Eta and Iota are the most recent in a trend of increasingly destructive storms to hit the region. The storms also arrived on top of multiple ongoing crises that have stacked up over the past two decades. Violence, particularly violence against women and children, has steadily increased over time and remained stubbornly pervasive, notably resulting in a sharp rise in the number of children and families risking their lives to seek safety in the United States. Over the past several years, poverty and hunger have been on the rise; the UN has warned of impending famine in the region. When the COVID-19 pandemic shocked the world last year, the World Health Organization warned that Latin America was amongst the regions hit the hardest.
And yet, despite these cascading crises, the United States has taken a step back on foreign assistance to the region. Under the Trump Administration, budget requests for Central America were unconscionably low, culminating in the Administration’s decision in 2019 to freeze all aid to the region for over a year—a punitive, counter-productive measure that cut off lifesaving assistance, and diminished the programs designed to reduce forced migration. People and their communities are still hurting from the sudden termination of these programs and the irreparable damage it caused. When it comes to foreign assistance, we have a lot of catching up to do.
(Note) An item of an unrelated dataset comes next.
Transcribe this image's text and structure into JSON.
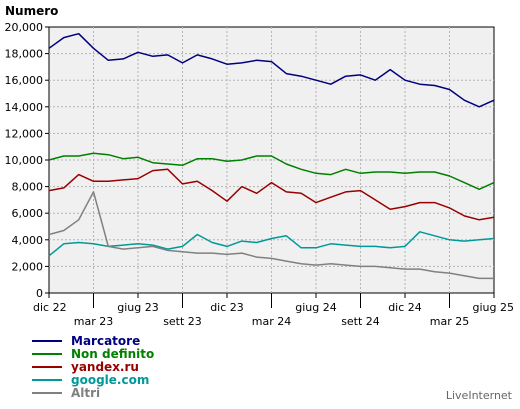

In providing vital and bipartisan support to Central America in the past, Congress has recognized that stable neighbors that can provide protection and opportunity for their citizens are in the interests of the United States, as well as the region. The assistance that President Biden has requested is another opportunity to do just that and it comes as communities across the region face dire conditions.
By passing the U.S. Citizenship Act of 2021 and funding President Biden’s request for assistance to the region, Congress would help ensure stability and opportunity in the region that would help countless families and children now and into the future. I know from my own experience that this assistance could help families avoid the heartbreaking decision to leave their homes, their communities, and their countries to seek safety and opportunity elsewhere.
In discussing the dire conditions on the ground with a close friend from Honduras, he told me, “Hondureños tienen su tierra en sus corazones y quieren quedarse en su pais.” Hondurans hold their homeland in their hearts and want to stay in their country. He wanted to know if the United States was willing to help them rebuild their country so they could stay in the land they love.